The race itself was really solid. I ran the half marathon last year and didn’t have such a good time but the 5K was perfect. In hilly Pennsylvania, the St. Luke’s 5K is known to be a fast course. I knew it started with a pretty significant downhill, followed by rollers on the out-and-back course, and finished with a slight (kind of steep but short) uphill before dumping runners onto a track where you run about 300 meters into the finish line.
I got to the race with not a whole lot of time to spare but began my warm-up immediately with a few loops around the block near the finish line. I only managed to do about three strides before heading over to the starting area but I wanted to make sure I’d be able to line up closer to the front so I felt that was enough.
I might have been a bit ambitious with my self-seeding but it’s always tough to gauge, especially when there’s a significant amount of younger kids running the race. Regardless, I decided it would be better to get closer to the front than to get jammed up in the middle.
Instead of getting nervous before this race I decided to take a Shalane Flanagan approach to my racing and just go balls to the wall from the beginning. I figured if I blew up later on, at least I tried. My mantra for this one was the same as Shalane’s—f–k shit up.
When the starting gun went off, I did just that and raced down the downhill letting my legs take me at whatever speed they felt was right. Turns out racing a downhill at the very start of a race is hard. With all the excitement and adrenaline pumping I felt almost as if my legs were getting ahead of me but I tried to keep up as much as possible. Once the road flattened out a bit, I reined it in and settled into a steady pace.
I decided again not to use my watch during this race. I feel like this helps me focus on how I’m really feeling instead of worrying about pace. I don’t know if I’ll keep doing this every 5K I race but I really like the feeling of tuning into my body and listening to what it’s telling me instead of what my GPS says.
I kept a steady pace until the turnaround when I decided to try to pick it up a bit. I was pleasantly surprised when I was able to pick off a few runners on some of the rollers. Hills are usually not my specialty but I think I’ve gotten strong enough where I can really charge up them.
By the time I passed the 2-mile marker on the out-and-back the half marathoners had begun their race and were coming towards the 5Kers. This was a bit tough because it really squeezed the 5K into almost a single file lane, which made any passing or surges hard. Soon enough though the course took us up the final hill and onto the track. At this point, Adam—who was volunteering in the medical tent—was waiting at the top with the rest of the St. Luke’s medical volunteers and I started hearing them cheer my name which gave me a boost of energy for the final trek around the track. I tried for one last surge and as I was coming up on the finish I saw the race clock and knew I was going to break 23 minutes.

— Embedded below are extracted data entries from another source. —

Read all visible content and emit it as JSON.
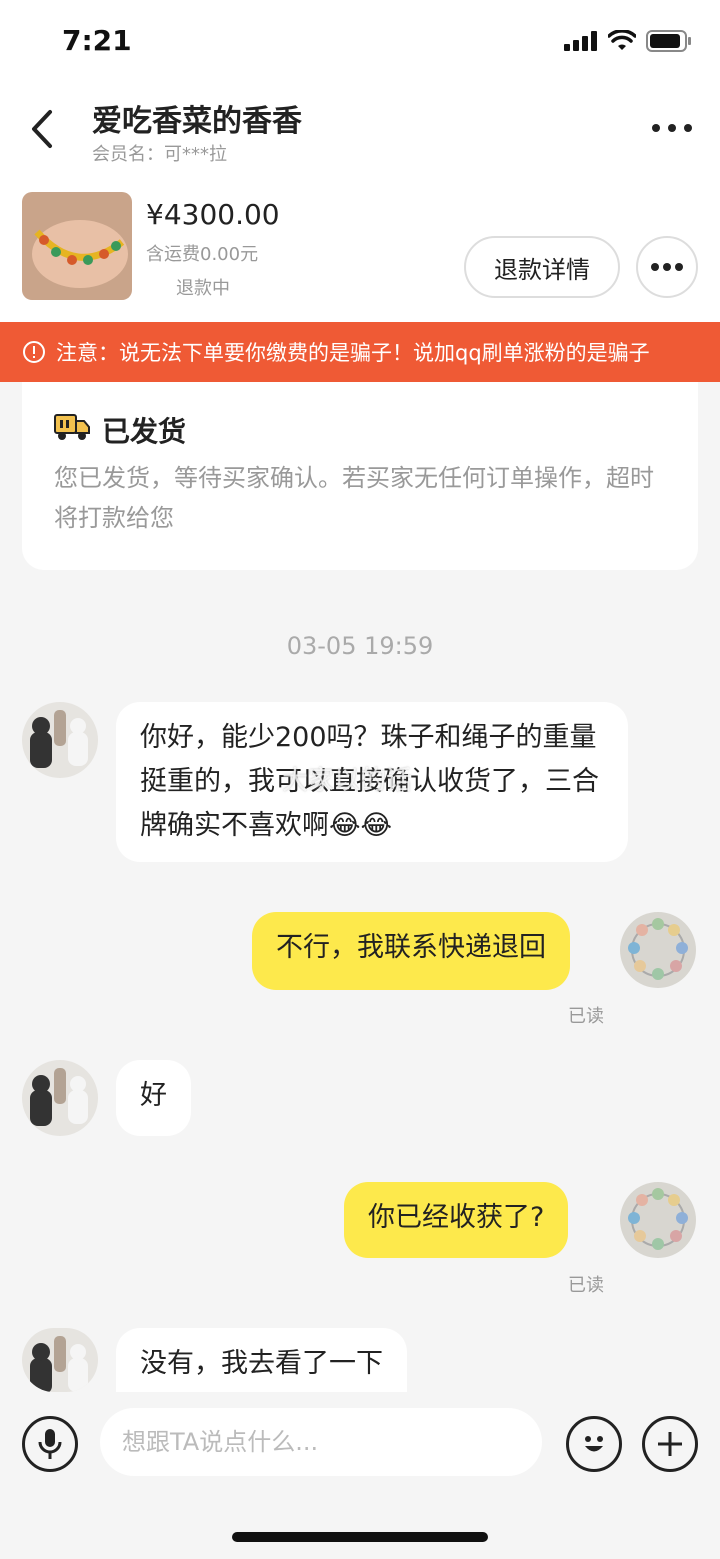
{
  "status_bar": {
    "time": "7:21"
  },
  "header": {
    "shop_name": "爱吃香菜的香香",
    "member_label": "会员名：",
    "member_name": "可***拉"
  },
  "product": {
    "price": "¥4300.00",
    "shipping": "含运费0.00元",
    "status": "退款中",
    "refund_button": "退款详情"
  },
  "warning": {
    "text": "注意：说无法下单要你缴费的是骗子！说加qq刷单涨粉的是骗子"
  },
  "shipped_card": {
    "title": "已发货",
    "description": "您已发货，等待买家确认。若买家无任何订单操作，超时将打款给您"
  },
  "chat": {
    "timestamp": "03-05 19:59",
    "messages": [
      {
        "side": "in",
        "text": "你好，能少200吗？珠子和绳子的重量挺重的，我可以直接确认收货了，三合牌确实不喜欢啊😂😂"
      },
      {
        "side": "out",
        "text": "不行，我联系快递退回",
        "read": "已读"
      },
      {
        "side": "in",
        "text": "好"
      },
      {
        "side": "out",
        "text": "你已经收获了?",
        "read": "已读"
      },
      {
        "side": "in",
        "text": "没有，我去看了一下"
      }
    ],
    "watermark": "大家以的话"
  },
  "input_bar": {
    "placeholder": "想跟TA说点什么..."
  },
  "colors": {
    "accent_yellow": "#fde94c",
    "warning_orange": "#ef5a35"
  },
  "icons": [
    "back-arrow-icon",
    "more-icon",
    "warning-icon",
    "truck-icon",
    "voice-icon",
    "emoji-icon",
    "plus-icon"
  ]
}
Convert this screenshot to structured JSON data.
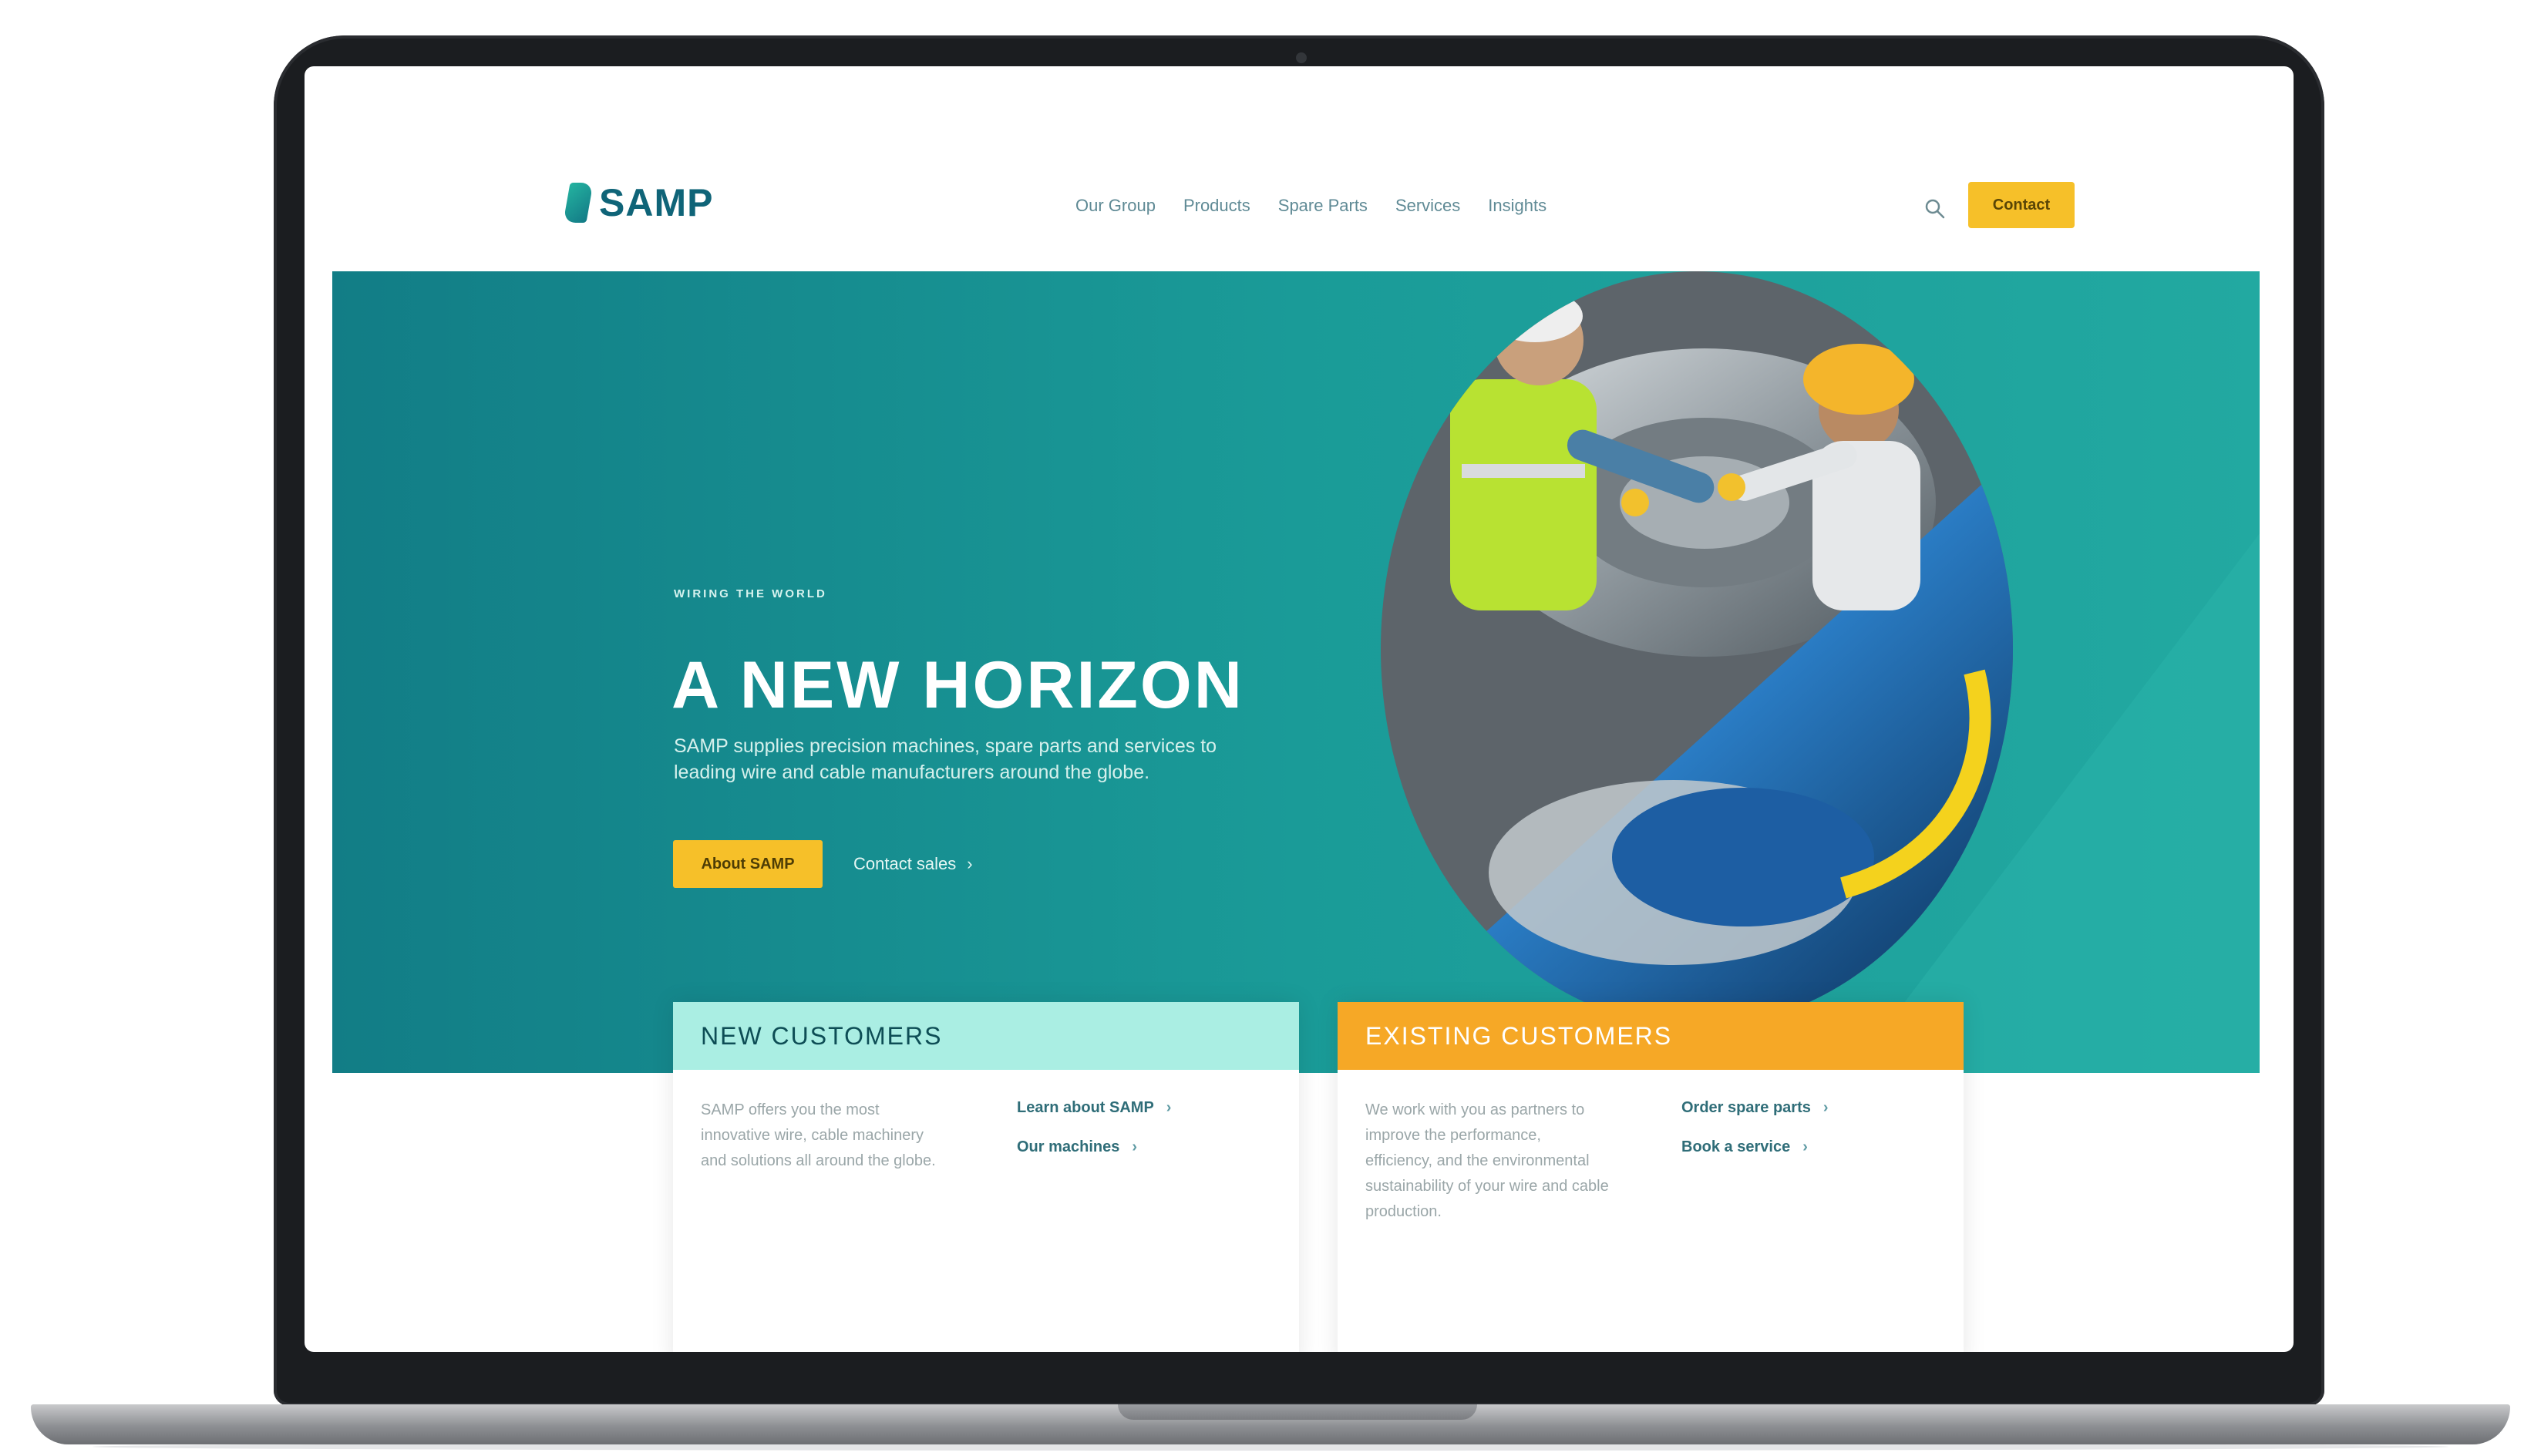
{
  "header": {
    "logo_text": "SAMP",
    "nav": [
      "Our Group",
      "Products",
      "Spare Parts",
      "Services",
      "Insights"
    ],
    "contact_label": "Contact"
  },
  "hero": {
    "eyebrow": "WIRING THE WORLD",
    "title": "A NEW HORIZON",
    "description": "SAMP supplies precision machines, spare parts and services to leading wire and cable manufacturers around the globe.",
    "primary_button": "About SAMP",
    "secondary_link": "Contact sales",
    "secondary_chevron": "›"
  },
  "cards": {
    "new": {
      "title": "NEW CUSTOMERS",
      "text": "SAMP offers you the most innovative wire, cable machinery and solutions all around the globe.",
      "links": [
        "Learn about SAMP",
        "Our machines"
      ]
    },
    "existing": {
      "title": "EXISTING CUSTOMERS",
      "text": "We work with you as partners to improve the performance, efficiency, and the environmental sustainability of your wire and cable production.",
      "links": [
        "Order spare parts",
        "Book a service"
      ]
    },
    "chevron": "›"
  },
  "colors": {
    "teal": "#1a9b98",
    "accent_yellow": "#f6c029",
    "mint": "#aaeee3",
    "orange": "#f6a826"
  },
  "icons": {
    "search": "search-icon",
    "logo_mark": "samp-logo-mark-icon"
  }
}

I crossed the line at 22:35 (although the official results list me at 22:37) and was thrilled with my time! I feel like breaking 23 minutes has remained elusive to me in the past two 5Ks I’ve done. It always felt in reach but either conditions weren’t great or something was off and it didn’t happen but today it felt easy. Yes, I said easy. I know I had more left in the tank and I know I probably could have run even faster. I still need to practice on getting uncomfortable in the 5K. I think I’m still a little hesitant to reach that point but I know once I do, I’ll be able to really see some improvement.